Tax free childcare promised by Autumn 2015 is now delayed well into 2017 due to ministerial bungling; the 15 free hour offer for disadvantaged two year olds is undersubscribed and failing to deliver for children in many areas; childcare places have fallen by 40,00 since 2010 with 10,000 childminders leaving the profession. Childcare costs have rocketed under the Tories with the Family and Childcare Trust Annual Childcare Survey reporting today that the price of a part-time nursery place for a child under two and an after-school club for a five year old is now £7,933 a year. This is more than a third of the pre-tax salary of a nurse, and 22 per cent of a soldier’s.
The government’s pledge of 30 hours childcare for working parents of 3 and 4 year olds building on the 15 hours that Labour delivered for parents and children is in real trouble as well. A third of working families who were promised this help before the last election will now not get it because ministers can’t make their sums add up. Independent analysis for the Pre-School Learning Alliance has revealed there is a £480 million shortfall in funding for the Government’s childcare plans over the course of this Parliament. At the same time, the Institute for Public Policy Research has warned that any shortfall in the childcare offer could drive down childcare quality and leave the needs of working families unmet, with worse outcomes for children and less choice for parents as the market shrinks.
The National Day Nurseries Association says that over half of childcare providers will not be able to deliver 30 hours free childcare putting a further question mark over the deliverability of the scheme. On top of this the Family and Childcare Trust report today highlights significant gaps in provision with more than a third of councils reporting a lack of free childcare places for three and four year olds up from 23 councils last year.

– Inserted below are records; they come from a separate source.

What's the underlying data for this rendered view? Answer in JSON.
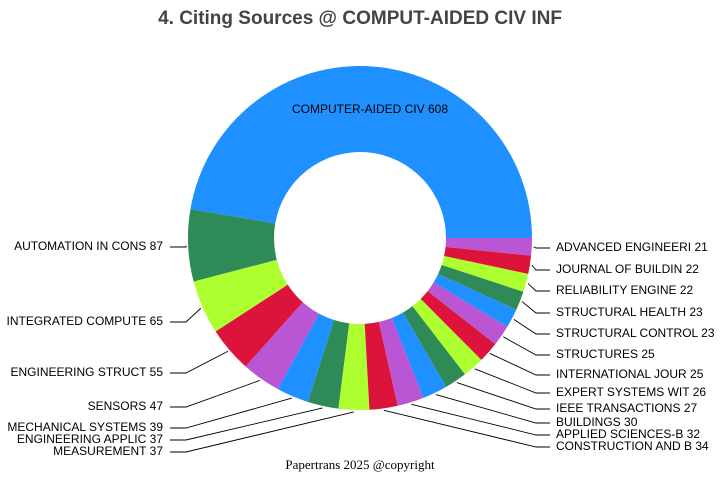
{
  "chart_data": {
    "type": "donut",
    "title": "4. Citing Sources @ COMPUT-AIDED CIV INF",
    "categories": [
      "COMPUTER-AIDED CIV",
      "AUTOMATION IN CONS",
      "INTEGRATED COMPUTE",
      "ENGINEERING STRUCT",
      "SENSORS",
      "MECHANICAL SYSTEMS",
      "ENGINEERING APPLIC",
      "MEASUREMENT",
      "CONSTRUCTION AND B",
      "APPLIED SCIENCES-B",
      "BUILDINGS",
      "IEEE TRANSACTIONS",
      "EXPERT SYSTEMS WIT",
      "INTERNATIONAL JOUR",
      "STRUCTURES",
      "STRUCTURAL CONTROL",
      "STRUCTURAL HEALTH",
      "RELIABILITY ENGINE",
      "JOURNAL OF BUILDIN",
      "ADVANCED ENGINEERI"
    ],
    "values": [
      608,
      87,
      65,
      55,
      47,
      39,
      37,
      37,
      34,
      32,
      30,
      27,
      26,
      25,
      25,
      23,
      23,
      22,
      22,
      21
    ],
    "colors": [
      "#1e90ff",
      "#2e8b57",
      "#adff2f",
      "#dc143c",
      "#ba55d3"
    ],
    "footer": "Papertrans 2025 @copyright"
  }
}
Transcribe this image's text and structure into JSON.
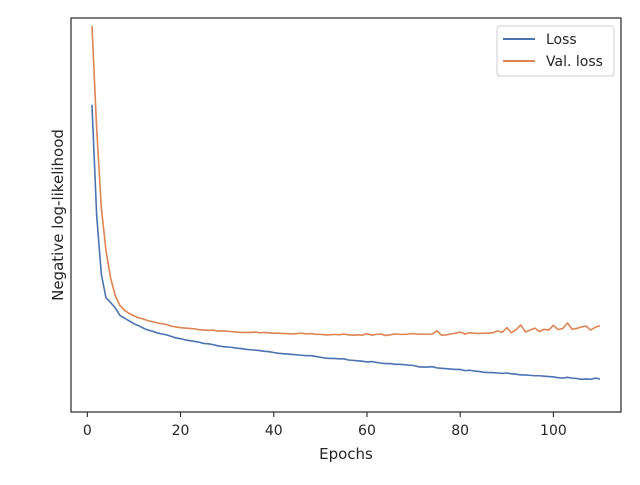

Childcare is a major barrier to our economic success yet all we get is talk from ministers that everything is golden when time and again experts warn of serious problems.
Taken together, these difficulties will be devastating for families up and down the country already feeling the squeeze in their household budgets.
We need a bigger vision for childcare: a system that delivers flexibility, price and stability for parents, while providing the very best start for children and closing the developmental gap that already exists in pre-school. Good quality childcare is an investment in our country’s future – it is too important to get wrong. You can’t fix a problem you don’t acknowledge exists yet ministers are blind to the problems families, and our childcare system, face.
The government needs to get serious on delivering on childcare; it is the very least hardworking families deserve.